Senelerdir kendime itiraf edememiştim ama artık biliyorum, çocuğum gibi seviyorum seni.

Dedim ya, çok ufaktık tanıştığımızda. Sen tek başına ayakta durmaktan korkan bir kız çocuğu olarak kaldın hep, bir sevgiliden çok güçlü bir babaydı aradığın. Bense babasız büyüdüğümden bu role soyunmaya pek hevesliymişim meğer.

Ve böylece birbirimizin pek çok şeyi olabilecekken, farkına varmadan baba-kız olduk sevgilim.

****

İşte tam da bu yüzden ayrılamayacağımızı içten içe biliyorum… Bir baba çocuğunu nasıl terk edemezse ben de terk edemeyeceğim seni.
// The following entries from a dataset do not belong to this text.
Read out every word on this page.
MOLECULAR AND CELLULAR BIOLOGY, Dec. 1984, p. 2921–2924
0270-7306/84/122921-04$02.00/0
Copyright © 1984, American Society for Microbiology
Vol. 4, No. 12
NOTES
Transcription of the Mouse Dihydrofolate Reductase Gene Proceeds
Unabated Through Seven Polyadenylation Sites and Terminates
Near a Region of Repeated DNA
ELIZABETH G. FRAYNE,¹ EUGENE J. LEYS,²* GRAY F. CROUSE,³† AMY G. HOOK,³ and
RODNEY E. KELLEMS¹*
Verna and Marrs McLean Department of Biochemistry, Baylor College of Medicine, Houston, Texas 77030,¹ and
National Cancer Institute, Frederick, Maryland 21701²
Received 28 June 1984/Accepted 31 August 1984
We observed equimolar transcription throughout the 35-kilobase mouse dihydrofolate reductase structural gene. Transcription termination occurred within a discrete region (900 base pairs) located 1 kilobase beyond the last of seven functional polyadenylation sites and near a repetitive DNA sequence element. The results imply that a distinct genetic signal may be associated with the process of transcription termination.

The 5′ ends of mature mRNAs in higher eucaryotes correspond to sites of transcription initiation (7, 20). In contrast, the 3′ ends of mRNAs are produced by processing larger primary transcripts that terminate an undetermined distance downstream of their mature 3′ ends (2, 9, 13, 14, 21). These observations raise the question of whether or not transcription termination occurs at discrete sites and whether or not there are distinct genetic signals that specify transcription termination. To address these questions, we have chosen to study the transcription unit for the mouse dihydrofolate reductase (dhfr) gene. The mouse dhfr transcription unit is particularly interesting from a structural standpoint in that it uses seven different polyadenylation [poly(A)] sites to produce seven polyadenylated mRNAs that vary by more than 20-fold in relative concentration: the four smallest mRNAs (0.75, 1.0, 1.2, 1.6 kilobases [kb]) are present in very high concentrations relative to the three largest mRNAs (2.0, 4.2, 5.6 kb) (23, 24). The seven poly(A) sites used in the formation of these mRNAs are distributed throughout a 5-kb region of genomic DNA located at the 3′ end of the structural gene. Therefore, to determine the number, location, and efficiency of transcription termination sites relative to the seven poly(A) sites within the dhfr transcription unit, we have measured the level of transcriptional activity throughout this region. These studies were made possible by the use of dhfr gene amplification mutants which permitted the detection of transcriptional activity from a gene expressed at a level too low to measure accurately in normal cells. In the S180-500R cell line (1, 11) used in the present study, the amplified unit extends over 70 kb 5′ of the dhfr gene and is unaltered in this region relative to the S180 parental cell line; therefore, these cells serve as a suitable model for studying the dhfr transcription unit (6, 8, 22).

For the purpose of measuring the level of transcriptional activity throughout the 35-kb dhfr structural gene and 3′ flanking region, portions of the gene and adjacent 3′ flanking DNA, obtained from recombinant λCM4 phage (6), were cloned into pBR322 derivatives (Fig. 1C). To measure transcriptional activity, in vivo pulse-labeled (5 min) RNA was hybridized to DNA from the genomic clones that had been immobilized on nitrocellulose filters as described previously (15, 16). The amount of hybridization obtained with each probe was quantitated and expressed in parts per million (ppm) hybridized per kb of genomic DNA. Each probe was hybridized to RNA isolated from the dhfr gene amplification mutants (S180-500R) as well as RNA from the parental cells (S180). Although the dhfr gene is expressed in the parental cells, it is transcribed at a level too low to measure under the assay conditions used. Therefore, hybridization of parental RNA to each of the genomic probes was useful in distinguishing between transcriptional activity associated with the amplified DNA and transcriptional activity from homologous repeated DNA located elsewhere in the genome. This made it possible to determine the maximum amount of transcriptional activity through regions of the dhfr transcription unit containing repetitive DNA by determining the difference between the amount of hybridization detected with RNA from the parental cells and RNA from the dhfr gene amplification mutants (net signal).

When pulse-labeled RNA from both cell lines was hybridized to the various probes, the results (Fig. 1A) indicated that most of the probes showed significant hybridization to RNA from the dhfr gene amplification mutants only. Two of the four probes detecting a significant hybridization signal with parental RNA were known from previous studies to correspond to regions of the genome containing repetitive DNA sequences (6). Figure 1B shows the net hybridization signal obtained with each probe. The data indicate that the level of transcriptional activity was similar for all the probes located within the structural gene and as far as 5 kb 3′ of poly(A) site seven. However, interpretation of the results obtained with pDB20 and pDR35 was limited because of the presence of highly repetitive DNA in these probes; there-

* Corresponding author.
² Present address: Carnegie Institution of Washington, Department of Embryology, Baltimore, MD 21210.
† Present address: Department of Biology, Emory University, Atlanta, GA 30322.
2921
Dünyaya yeni gelmiş bir bebek hayatta kalmak için nasıl çaresiz bakıyorsa annesinin gözlerinin içine, o bakışları hissediyorum gözbebeklerinde.

Elimi tut ve yamacıma gel sevgilim. Güzel yüzünü göreyim, yumuşak, sıcacık avuç içlerini hissedeyim ellerimde. Göğsüme yat ve o ilk tanışmamızdaki şarkıya kulak verelim. Bu sefer bambaşka hislerle…

Come as you are, as you were
As I want you to be
As a friend
As a friend

Biliyorum ki, içimdeki ses peşimi bırakmayacak hiçbir zaman. Emin misin diyecek bana sürekli. Susturacağım. Daha iyisi bana bir gömlek büyük diyeceğim ona. Değişiklik yapmak için çok geç diyeceğim. İnsan çocuğunu terk edebilir mi? diyeceğim.


Gel, baba-kız yolumuza devam edelim sevgilim. Ne de olsa Ateşli sevişmeler sadece filmlerde olur!